New approach to fighting human trafficking on the rise in Ohio

CLEVELAND - After drugs, human trafficking is the second largest criminal enterprise.

The numbers are more than quadrupling. In four years, the calls for human trafficking in Ohio have gone from 85 cases to 375.

To combat this billion dollar industry, local agencies are teaming up to cover more ground.

"[The calls] are all from right here, in our own backyards. From our greater Cleveland area and from every surrounding suburb," said Renee Jones from the Renee Jones Empowerment Center.

The Renee Jones Empowerment Center opened its doors in Cleveland 15 years ago. The building off W. 65th provides a refugee for victims and a resource for those on the front lines.

"No one agency can do it alone. The problem is too big, so we need to collaborate," Jones said.

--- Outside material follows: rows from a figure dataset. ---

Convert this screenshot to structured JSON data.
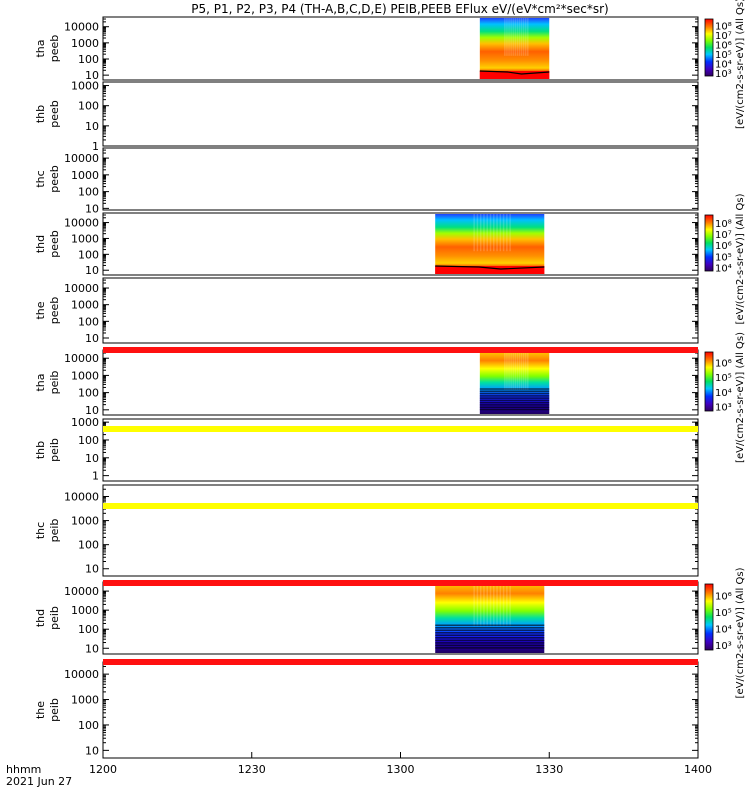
{
  "title": "P5, P1, P2, P3, P4 (TH-A,B,C,D,E) PEIB,PEEB EFlux eV/(eV*cm²*sec*sr)",
  "x_axis": {
    "caption_line1": "hhmm",
    "caption_line2": "2021 Jun 27",
    "ticks": [
      "1200",
      "1230",
      "1300",
      "1330",
      "1400"
    ]
  },
  "colors": {
    "red_band": "#ff1010",
    "yellow_band": "#ffff00",
    "bar_label_color": "#000000"
  },
  "chart_data": [
    {
      "type": "heatmap",
      "name": "tha peeb",
      "ylabel": [
        "tha",
        "peeb"
      ],
      "ylim": [
        5,
        40000
      ],
      "yscale": "log",
      "yticks": [
        "10",
        "100",
        "1000",
        "10000"
      ],
      "data_time": [
        "13:16",
        "13:30"
      ],
      "colorbar": {
        "labels": [
          "10³",
          "10⁴",
          "10⁵",
          "10⁶",
          "10⁷",
          "10⁸"
        ],
        "title": "[eV/(cm2-s-sr-eV)] (All Qs)"
      }
    },
    {
      "type": "heatmap",
      "name": "thb peeb",
      "ylabel": [
        "thb",
        "peeb"
      ],
      "ylim": [
        1,
        1500
      ],
      "yscale": "log",
      "yticks": [
        "1",
        "10",
        "100",
        "1000"
      ],
      "data_time": null
    },
    {
      "type": "heatmap",
      "name": "thc peeb",
      "ylabel": [
        "thc",
        "peeb"
      ],
      "ylim": [
        8,
        40000
      ],
      "yscale": "log",
      "yticks": [
        "10",
        "100",
        "1000",
        "10000"
      ],
      "data_time": null
    },
    {
      "type": "heatmap",
      "name": "thd peeb",
      "ylabel": [
        "thd",
        "peeb"
      ],
      "ylim": [
        5,
        40000
      ],
      "yscale": "log",
      "yticks": [
        "10",
        "100",
        "1000",
        "10000"
      ],
      "data_time": [
        "13:07",
        "13:29"
      ],
      "colorbar": {
        "labels": [
          "10⁴",
          "10⁵",
          "10⁶",
          "10⁷",
          "10⁸"
        ],
        "title": "[eV/(cm2-s-sr-eV)] (All Qs)"
      }
    },
    {
      "type": "heatmap",
      "name": "the peeb",
      "ylabel": [
        "the",
        "peeb"
      ],
      "ylim": [
        5,
        40000
      ],
      "yscale": "log",
      "yticks": [
        "10",
        "100",
        "1000",
        "10000"
      ],
      "data_time": null
    },
    {
      "type": "heatmap",
      "name": "tha peib",
      "ylabel": [
        "tha",
        "peib"
      ],
      "ylim": [
        5,
        30000
      ],
      "yscale": "log",
      "yticks": [
        "10",
        "100",
        "1000",
        "10000"
      ],
      "data_time": [
        "13:16",
        "13:30"
      ],
      "colorbar": {
        "labels": [
          "10³",
          "10⁴",
          "10⁵",
          "10⁶"
        ],
        "title": "[eV/(cm2-s-sr-eV)] (All Qs)"
      }
    },
    {
      "type": "heatmap",
      "name": "thb peib",
      "ylabel": [
        "thb",
        "peib"
      ],
      "ylim": [
        0.5,
        1500
      ],
      "yscale": "log",
      "yticks": [
        "1",
        "10",
        "100",
        "1000"
      ],
      "data_time": null
    },
    {
      "type": "heatmap",
      "name": "thc peib",
      "ylabel": [
        "thc",
        "peib"
      ],
      "ylim": [
        5,
        30000
      ],
      "yscale": "log",
      "yticks": [
        "10",
        "100",
        "1000",
        "10000"
      ],
      "data_time": null
    },
    {
      "type": "heatmap",
      "name": "thd peib",
      "ylabel": [
        "thd",
        "peib"
      ],
      "ylim": [
        5,
        30000
      ],
      "yscale": "log",
      "yticks": [
        "10",
        "100",
        "1000",
        "10000"
      ],
      "data_time": [
        "13:07",
        "13:29"
      ],
      "colorbar": {
        "labels": [
          "10³",
          "10⁴",
          "10⁵",
          "10⁶"
        ],
        "title": "[eV/(cm2-s-sr-eV)] (All Qs)"
      }
    },
    {
      "type": "heatmap",
      "name": "the peib",
      "ylabel": [
        "the",
        "peib"
      ],
      "ylim": [
        5,
        30000
      ],
      "yscale": "log",
      "yticks": [
        "10",
        "100",
        "1000",
        "10000"
      ],
      "data_time": null
    }
  ],
  "status_bars": [
    {
      "after_panel": 5,
      "color": "red"
    },
    {
      "after_panel": 6,
      "color": "yellow"
    },
    {
      "after_panel": 7,
      "color": "yellow"
    },
    {
      "after_panel": 8,
      "color": "red"
    },
    {
      "after_panel": 9,
      "color": "red"
    }
  ]
}
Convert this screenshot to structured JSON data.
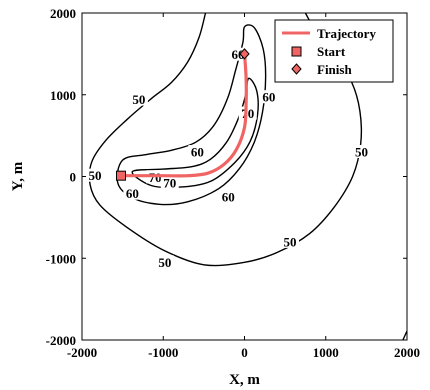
{
  "chart_data": {
    "type": "line",
    "xlabel": "X, m",
    "ylabel": "Y, m",
    "xlim": [
      -2000,
      2000
    ],
    "ylim": [
      -2000,
      2000
    ],
    "xticks": [
      -2000,
      -1000,
      0,
      1000,
      2000
    ],
    "yticks": [
      -2000,
      -1000,
      0,
      1000,
      2000
    ],
    "grid": false,
    "legend_position": "top-right",
    "legend": [
      {
        "label": "Trajectory",
        "marker": "line",
        "color": "#f06464"
      },
      {
        "label": "Start",
        "marker": "square",
        "color": "#f06464"
      },
      {
        "label": "Finish",
        "marker": "diamond",
        "color": "#f06464"
      }
    ],
    "series": [
      {
        "name": "Trajectory",
        "x": [
          -1520,
          -1300,
          -1000,
          -700,
          -450,
          -250,
          -100,
          0,
          20,
          20,
          0
        ],
        "y": [
          10,
          10,
          10,
          10,
          40,
          150,
          330,
          600,
          900,
          1200,
          1500
        ]
      }
    ],
    "markers": {
      "start": {
        "label": "Start",
        "x": -1520,
        "y": 10
      },
      "finish": {
        "label": "Finish",
        "x": 0,
        "y": 1500
      }
    },
    "contours": [
      {
        "level": "50",
        "points": [
          [
            -480,
            2000
          ],
          [
            -560,
            1700
          ],
          [
            -700,
            1400
          ],
          [
            -900,
            1150
          ],
          [
            -1150,
            950
          ],
          [
            -1420,
            720
          ],
          [
            -1700,
            450
          ],
          [
            -1880,
            180
          ],
          [
            -1900,
            -100
          ],
          [
            -1780,
            -350
          ],
          [
            -1450,
            -620
          ],
          [
            -1000,
            -900
          ],
          [
            -500,
            -1080
          ],
          [
            0,
            -1050
          ],
          [
            400,
            -930
          ],
          [
            800,
            -700
          ],
          [
            1100,
            -380
          ],
          [
            1330,
            0
          ],
          [
            1430,
            400
          ],
          [
            1420,
            800
          ],
          [
            1320,
            1150
          ],
          [
            1120,
            1450
          ],
          [
            920,
            1700
          ],
          [
            750,
            2000
          ]
        ],
        "labels": [
          {
            "text": "50",
            "x": -1300,
            "y": 940
          },
          {
            "text": "50",
            "x": -1840,
            "y": 10
          },
          {
            "text": "50",
            "x": -980,
            "y": -1050
          },
          {
            "text": "50",
            "x": 560,
            "y": -800
          },
          {
            "text": "50",
            "x": 1440,
            "y": 300
          }
        ]
      },
      {
        "level": "50",
        "points": [
          [
            1950,
            -2000
          ],
          [
            2000,
            -1890
          ]
        ],
        "labels": []
      },
      {
        "level": "60",
        "points": [
          [
            -1500,
            200
          ],
          [
            -1200,
            270
          ],
          [
            -900,
            320
          ],
          [
            -600,
            420
          ],
          [
            -380,
            620
          ],
          [
            -210,
            950
          ],
          [
            -110,
            1300
          ],
          [
            -20,
            1640
          ],
          [
            0,
            1830
          ],
          [
            120,
            1820
          ],
          [
            230,
            1560
          ],
          [
            260,
            1200
          ],
          [
            220,
            780
          ],
          [
            120,
            420
          ],
          [
            -60,
            100
          ],
          [
            -320,
            -150
          ],
          [
            -700,
            -310
          ],
          [
            -1050,
            -340
          ],
          [
            -1380,
            -260
          ],
          [
            -1560,
            -80
          ],
          [
            -1500,
            200
          ]
        ],
        "labels": [
          {
            "text": "60",
            "x": -580,
            "y": 300
          },
          {
            "text": "60",
            "x": -80,
            "y": 1490
          },
          {
            "text": "60",
            "x": 300,
            "y": 970
          },
          {
            "text": "60",
            "x": -1380,
            "y": -210
          },
          {
            "text": "60",
            "x": -200,
            "y": -250
          }
        ]
      },
      {
        "level": "70",
        "points": [
          [
            -1380,
            60
          ],
          [
            -1000,
            90
          ],
          [
            -650,
            120
          ],
          [
            -420,
            210
          ],
          [
            -220,
            420
          ],
          [
            -80,
            700
          ],
          [
            10,
            980
          ],
          [
            50,
            1200
          ],
          [
            150,
            1050
          ],
          [
            160,
            750
          ],
          [
            70,
            430
          ],
          [
            -120,
            170
          ],
          [
            -420,
            -60
          ],
          [
            -800,
            -130
          ],
          [
            -1150,
            -110
          ],
          [
            -1380,
            60
          ]
        ],
        "labels": [
          {
            "text": "70",
            "x": -1100,
            "y": -10
          },
          {
            "text": "70",
            "x": -920,
            "y": -80
          },
          {
            "text": "70",
            "x": 40,
            "y": 770
          }
        ]
      }
    ]
  }
}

Through the recently formed Cuyahoga County Regional Human Trafficking Taskforce, they've done just that. The collaborative effort brings together local and federal law enforcement, as well as social services groups.

"We get posters of kids that are missing and we take those out when we do outreach just in case we come across and see one of these missing kids," Jones said.

Jones says outreach is a crucial part of their fight against this dark enterprise, which is why they have expanded from the streets to strip clubs and truck stops as well.

"Because these are places where individuals can be trafficked and most generally are trafficked," Jones said.

Jones says the next step is to get into local prisons, so they can work with women who are about to be released and may have to return to that lifestyle.

Part of Jones' approach is to hand out gift bags to women she suspects are being trafficked or are susceptible to it. Inside are toiletries and a card with her number, letting them know she is thinking of them.